The patient reported that now that he had reached adulthood, his explosive behavior seemed to be getting worse and increasing in frequency. He said he felt powerless once he began feeling tense, and the result was inevitably him violently lashing out either verbally or sometimes physically toward his girlfriend.
He had also displayed his violent temper at his job as a delivery driver for a local retail store on a few occasions. He related that his aggression episodes always followed an intense sensation of tension or arousal. Immediately after the outbursts, he immediately felt a sense of relief. Afterward, the patient would experience remorse and embarrassment due to his demonstrations of anger.
Once the IED diagnosis was confirmed, the patient was introduced to the concept of the electrical activity of brain waves. The process of Electroencephalography (EEG) and how it could potentially be used to help him control his disorder was explained. The patient would learn to increase the amplitude of slow brain wave (Alpha and Theta) activity to enhance his ability to relax.
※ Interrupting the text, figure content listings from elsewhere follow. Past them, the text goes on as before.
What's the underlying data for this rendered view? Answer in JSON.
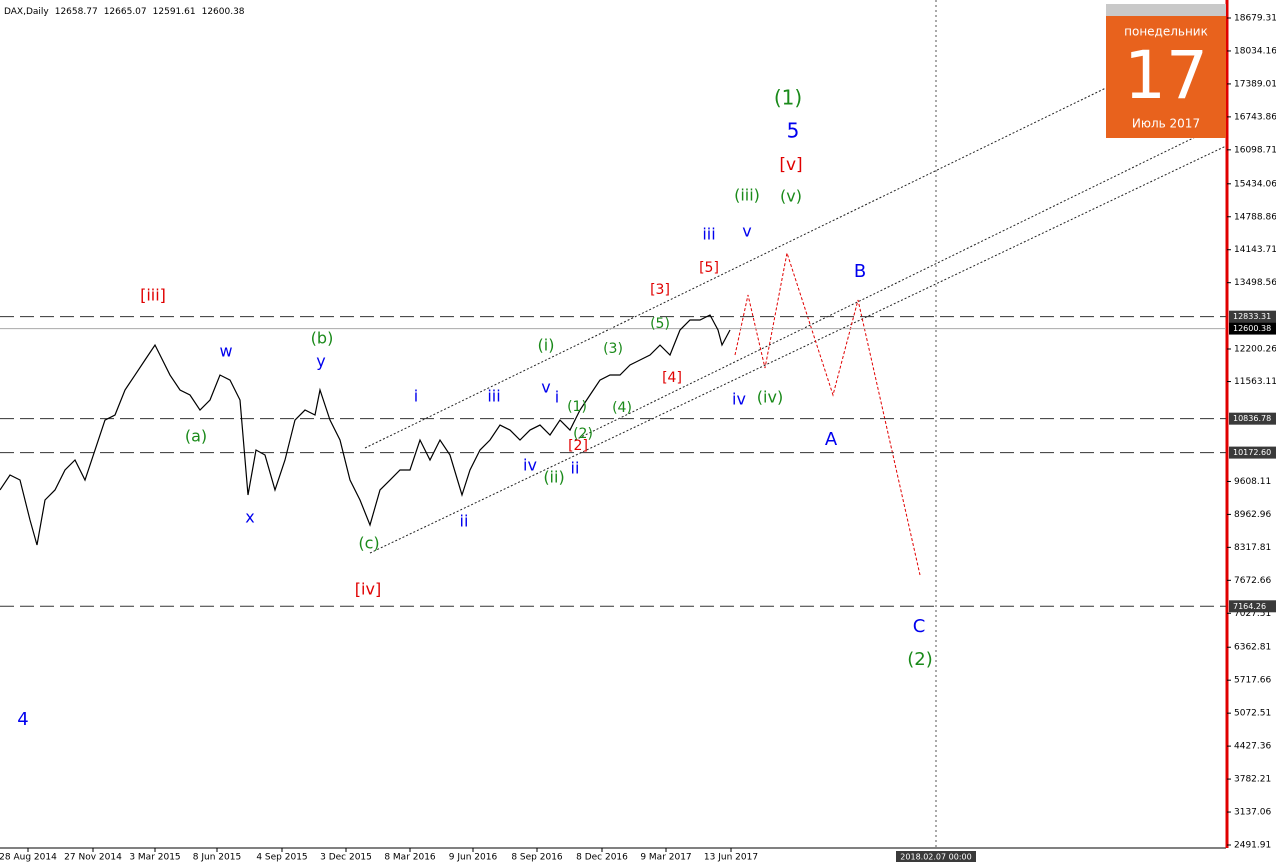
{
  "chart_data": {
    "type": "line",
    "title": "DAX,Daily",
    "ohlc": [
      12658.77,
      12665.07,
      12591.61,
      12600.38
    ],
    "color": "#000000",
    "x": [
      0,
      10,
      20,
      30,
      37,
      45,
      55,
      65,
      75,
      85,
      95,
      105,
      115,
      125,
      135,
      145,
      155,
      160,
      170,
      180,
      190,
      200,
      210,
      220,
      230,
      240,
      248,
      256,
      265,
      275,
      285,
      295,
      305,
      315,
      320,
      330,
      340,
      350,
      360,
      370,
      380,
      390,
      400,
      410,
      420,
      430,
      440,
      450,
      462,
      470,
      480,
      490,
      500,
      510,
      520,
      530,
      540,
      550,
      560,
      570,
      580,
      590,
      600,
      610,
      620,
      630,
      640,
      650,
      660,
      670,
      680,
      690,
      700,
      710,
      718,
      722,
      730
    ],
    "values": [
      9441,
      9734,
      9636,
      8853,
      8364,
      9245,
      9441,
      9832,
      10028,
      9636,
      10223,
      10810,
      10908,
      11398,
      11691,
      11985,
      12278,
      12083,
      11691,
      11398,
      11300,
      11006,
      11202,
      11691,
      11593,
      11202,
      9343,
      10223,
      10125,
      9441,
      10028,
      10810,
      11006,
      10908,
      11398,
      10810,
      10419,
      9636,
      9245,
      8756,
      9441,
      9636,
      9832,
      9832,
      10419,
      10028,
      10419,
      10125,
      9343,
      9832,
      10223,
      10419,
      10712,
      10614,
      10419,
      10614,
      10712,
      10517,
      10810,
      10614,
      11006,
      11300,
      11593,
      11691,
      11691,
      11887,
      11985,
      12083,
      12278,
      12083,
      12572,
      12768,
      12768,
      12866,
      12572,
      12278,
      12572
    ],
    "xlim": [
      0,
      1226
    ],
    "xticks": [
      {
        "value": 28,
        "label": "28 Aug 2014"
      },
      {
        "value": 93,
        "label": "27 Nov 2014"
      },
      {
        "value": 155,
        "label": "3 Mar 2015"
      },
      {
        "value": 217,
        "label": "8 Jun 2015"
      },
      {
        "value": 282,
        "label": "4 Sep 2015"
      },
      {
        "value": 346,
        "label": "3 Dec 2015"
      },
      {
        "value": 410,
        "label": "8 Mar 2016"
      },
      {
        "value": 473,
        "label": "9 Jun 2016"
      },
      {
        "value": 537,
        "label": "8 Sep 2016"
      },
      {
        "value": 602,
        "label": "8 Dec 2016"
      },
      {
        "value": 666,
        "label": "9 Mar 2017"
      },
      {
        "value": 731,
        "label": "13 Jun 2017"
      }
    ],
    "cursor_x": {
      "value": 936,
      "label": "2018.02.07 00:00"
    },
    "ylim": [
      2433.2,
      19031.6
    ],
    "yticks": [
      18679.31,
      18034.16,
      17389.01,
      16743.86,
      16098.71,
      15434.06,
      14788.86,
      14143.71,
      13498.56,
      12200.26,
      11563.11,
      9608.11,
      8962.96,
      8317.81,
      7672.66,
      7027.51,
      6362.81,
      5717.66,
      5072.51,
      4427.36,
      3782.21,
      3137.06,
      2491.91
    ],
    "levels": [
      12833.31,
      10836.78,
      {
        "value": 10172.6,
        "label": "10172.60"
      },
      7164.26
    ],
    "current": 12600.38,
    "annotations": [
      {
        "text": "(1)",
        "color": "#1a8a1a"
      },
      {
        "text": "5",
        "color": "#0000ee"
      },
      {
        "text": "[v]",
        "color": "#e00000"
      },
      {
        "text": "(iii)",
        "color": "#1a8a1a"
      },
      {
        "text": "(v)",
        "color": "#1a8a1a"
      },
      {
        "text": "iii",
        "color": "#0000ee"
      },
      {
        "text": "v",
        "color": "#0000ee"
      },
      {
        "text": "[5]",
        "color": "#e00000"
      },
      {
        "text": "[3]",
        "color": "#e00000"
      },
      {
        "text": "B",
        "color": "#0000ee"
      },
      {
        "text": "[iii]",
        "color": "#e00000"
      },
      {
        "text": "(b)",
        "color": "#1a8a1a"
      },
      {
        "text": "y",
        "color": "#0000ee"
      },
      {
        "text": "w",
        "color": "#0000ee"
      },
      {
        "text": "(i)",
        "color": "#1a8a1a"
      },
      {
        "text": "(3)",
        "color": "#1a8a1a"
      },
      {
        "text": "(5)",
        "color": "#1a8a1a"
      },
      {
        "text": "[4]",
        "color": "#e00000"
      },
      {
        "text": "v",
        "color": "#0000ee"
      },
      {
        "text": "iii",
        "color": "#0000ee"
      },
      {
        "text": "i",
        "color": "#0000ee"
      },
      {
        "text": "i",
        "color": "#0000ee"
      },
      {
        "text": "iv",
        "color": "#0000ee"
      },
      {
        "text": "(iv)",
        "color": "#1a8a1a"
      },
      {
        "text": "(1)",
        "color": "#1a8a1a"
      },
      {
        "text": "(4)",
        "color": "#1a8a1a"
      },
      {
        "text": "(a)",
        "color": "#1a8a1a"
      },
      {
        "text": "A",
        "color": "#0000ee"
      },
      {
        "text": "(2)",
        "color": "#1a8a1a"
      },
      {
        "text": "[2]",
        "color": "#e00000"
      },
      {
        "text": "iv",
        "color": "#0000ee"
      },
      {
        "text": "ii",
        "color": "#0000ee"
      },
      {
        "text": "(ii)",
        "color": "#1a8a1a"
      },
      {
        "text": "x",
        "color": "#0000ee"
      },
      {
        "text": "ii",
        "color": "#0000ee"
      },
      {
        "text": "(c)",
        "color": "#1a8a1a"
      },
      {
        "text": "[iv]",
        "color": "#e00000"
      },
      {
        "text": "C",
        "color": "#0000ee"
      },
      {
        "text": "(2)",
        "color": "#1a8a1a"
      },
      {
        "text": "4",
        "color": "#0000ee"
      }
    ]
  },
  "calendar": {
    "weekday": "понедельник",
    "day": "17",
    "month": "Июль 2017"
  }
}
At his first EEG training session, several sensors were placed on the back of the patient's neck at C-7, on his ear lobe and the surface of his scalp. He was told to close his eyes and relax. He listened to tones that represented his having surpassed the Alpha and Theta EEG amplitude thresholds set during the initial training session. It was explained to the patient that hearing the sounds meant he had produced the type of brain wave activity that induces a calm state. By memorizing the sensation of achieving this state, the patient would be better able to gain control of his episodes of rage.
The program also consisted of daily 20 to 30-minute home training sessions in which the patient attempted to produce the same sensations he had experienced during the office sessions. Through this process of frequent repetition, the patient began to learn how to change his EEG activity consciously. Another aspect of his treatment involved his identifying the feelings he experienced and the situations that triggered an internal emotional conflict that increased his physical tension.
He quickly developed the ability to increase his Alpha and Theta amplitudes. By his third session, he reported that he felt generally calmer and more in control than he had previously. During his fifth office session, he described calmly walking away from situations that would have typically caused him physical tension and possibly led to an anger incident. After week six, he was able to start decreasing the frequency of his office training sessions. He had learned the process of influencing his brain wave activity and was well on his way to being able to control his violent temper.
This case is purely anecdotal and does not represent a peer-reviewed study. However, it does demonstrate the efficiency of treating individuals with IED with EEG Biofeedback training. I have personally treated at least a half dozen other patients and obtained similar results. It appears that using this treatment, which is free of any drug therapy components, is a way to help patients control their aggressive anger issues quickly. EEG Biofeedback may hold significant promise in reducing spousal/partner and child abuse and in helping build better social and family relationships.